Yes, application of $U$ to Alice's half of $|\beta\rangle=(|00\rangle+|11\rangle)/\sqrt{2}$ and appliaction of $U^T$ to Bob's half are equivalent. In fact the identity
$$
(A \otimes I)|\beta\rangle = (I \otimes A^T) |\beta\rangle
$$
is true for any matrix (not necessarily unitary or real).

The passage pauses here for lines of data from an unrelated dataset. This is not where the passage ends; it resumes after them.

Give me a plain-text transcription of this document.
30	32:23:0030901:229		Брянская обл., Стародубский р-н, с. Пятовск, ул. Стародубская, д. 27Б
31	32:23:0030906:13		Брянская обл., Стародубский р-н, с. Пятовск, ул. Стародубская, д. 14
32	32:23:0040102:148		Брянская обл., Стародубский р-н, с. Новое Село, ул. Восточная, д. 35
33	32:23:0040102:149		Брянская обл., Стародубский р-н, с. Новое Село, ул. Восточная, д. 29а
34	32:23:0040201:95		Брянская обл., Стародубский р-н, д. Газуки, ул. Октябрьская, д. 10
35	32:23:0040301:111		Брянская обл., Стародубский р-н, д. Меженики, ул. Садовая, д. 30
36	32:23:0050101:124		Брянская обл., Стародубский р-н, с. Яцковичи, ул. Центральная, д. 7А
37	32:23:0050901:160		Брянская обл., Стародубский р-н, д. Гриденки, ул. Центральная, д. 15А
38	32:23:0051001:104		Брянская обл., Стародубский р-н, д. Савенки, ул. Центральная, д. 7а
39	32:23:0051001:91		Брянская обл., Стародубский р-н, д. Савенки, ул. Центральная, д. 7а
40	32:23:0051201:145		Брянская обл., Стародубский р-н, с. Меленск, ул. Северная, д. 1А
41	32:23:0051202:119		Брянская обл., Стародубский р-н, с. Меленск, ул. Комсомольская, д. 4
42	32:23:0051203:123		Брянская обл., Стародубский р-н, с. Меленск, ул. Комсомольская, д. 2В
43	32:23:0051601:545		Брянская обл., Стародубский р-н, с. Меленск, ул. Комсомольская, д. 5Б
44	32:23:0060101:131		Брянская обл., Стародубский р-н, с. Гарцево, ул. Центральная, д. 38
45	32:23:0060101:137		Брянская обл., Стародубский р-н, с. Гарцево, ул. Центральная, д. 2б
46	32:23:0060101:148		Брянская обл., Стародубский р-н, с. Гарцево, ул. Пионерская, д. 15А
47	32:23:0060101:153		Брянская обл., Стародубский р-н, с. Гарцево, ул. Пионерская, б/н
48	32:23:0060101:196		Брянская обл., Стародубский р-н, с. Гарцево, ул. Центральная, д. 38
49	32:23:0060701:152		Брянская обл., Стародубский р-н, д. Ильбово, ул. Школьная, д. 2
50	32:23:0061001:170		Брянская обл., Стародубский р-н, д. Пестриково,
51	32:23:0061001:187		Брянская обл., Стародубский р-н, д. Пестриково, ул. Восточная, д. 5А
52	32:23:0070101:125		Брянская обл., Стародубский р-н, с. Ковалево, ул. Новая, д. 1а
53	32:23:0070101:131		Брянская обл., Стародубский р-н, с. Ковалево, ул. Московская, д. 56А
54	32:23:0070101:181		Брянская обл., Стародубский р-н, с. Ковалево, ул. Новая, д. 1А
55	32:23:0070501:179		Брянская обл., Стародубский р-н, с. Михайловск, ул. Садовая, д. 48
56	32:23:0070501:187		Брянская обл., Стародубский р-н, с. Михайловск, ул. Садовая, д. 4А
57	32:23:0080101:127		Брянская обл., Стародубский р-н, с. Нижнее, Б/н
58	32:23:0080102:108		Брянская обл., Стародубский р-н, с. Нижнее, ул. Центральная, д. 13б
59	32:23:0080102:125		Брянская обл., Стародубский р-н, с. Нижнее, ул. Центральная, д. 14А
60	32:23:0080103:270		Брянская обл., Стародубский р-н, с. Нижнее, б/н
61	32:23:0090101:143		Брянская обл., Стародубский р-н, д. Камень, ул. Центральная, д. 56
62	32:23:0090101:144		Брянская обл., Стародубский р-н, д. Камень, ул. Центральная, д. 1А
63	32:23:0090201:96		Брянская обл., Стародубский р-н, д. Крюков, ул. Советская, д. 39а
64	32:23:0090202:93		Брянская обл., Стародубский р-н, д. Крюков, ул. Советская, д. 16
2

Let
$$
A = \begin{pmatrix}
a_{00} & a_{01} \\
a_{10} & a_{11}
\end{pmatrix}
$$
and compare
$$
(A \otimes I)|\beta\rangle = \frac{1}{\sqrt{2}}\begin{pmatrix}
a_{00} & 0 & a_{01} & 0 \\
0 & a_{00} & 0 & a_{01} \\
a_{10} & 0 & a_{11} & 0 \\
0 & a_{10} & 0 & a_{11} \\
\end{pmatrix} \cdot \begin{pmatrix}
1 \\ 0 \\ 0 \\ 1
\end{pmatrix} =
\frac{1}{\sqrt{2}}\begin{pmatrix}
a_{00} \\ a_{01} \\ a_{10} \\ a_{11}
\end{pmatrix}
$$
with
$$
(I \otimes A^T) |\beta\rangle = \begin{pmatrix}
a_{00} & a_{10} & 0 & 0 \\
a_{01} & a_{11} & 0 & 0 \\
0 & 0 & a_{00} & a_{10} \\
0 & 0 & a_{01} & a_{11}
\end{pmatrix} \cdot \begin{pmatrix}
1 \\ 0 \\ 0 \\ 1
\end{pmatrix} =
\frac{1}{\sqrt{2}}\begin{pmatrix}
a_{00} \\ a_{01} \\ a_{10} \\ a_{11}
\end{pmatrix}.
$$
A more elegant way to prove the identity uses tensor networks, see example 9 and equation $(46)$ on page 12 in this paper.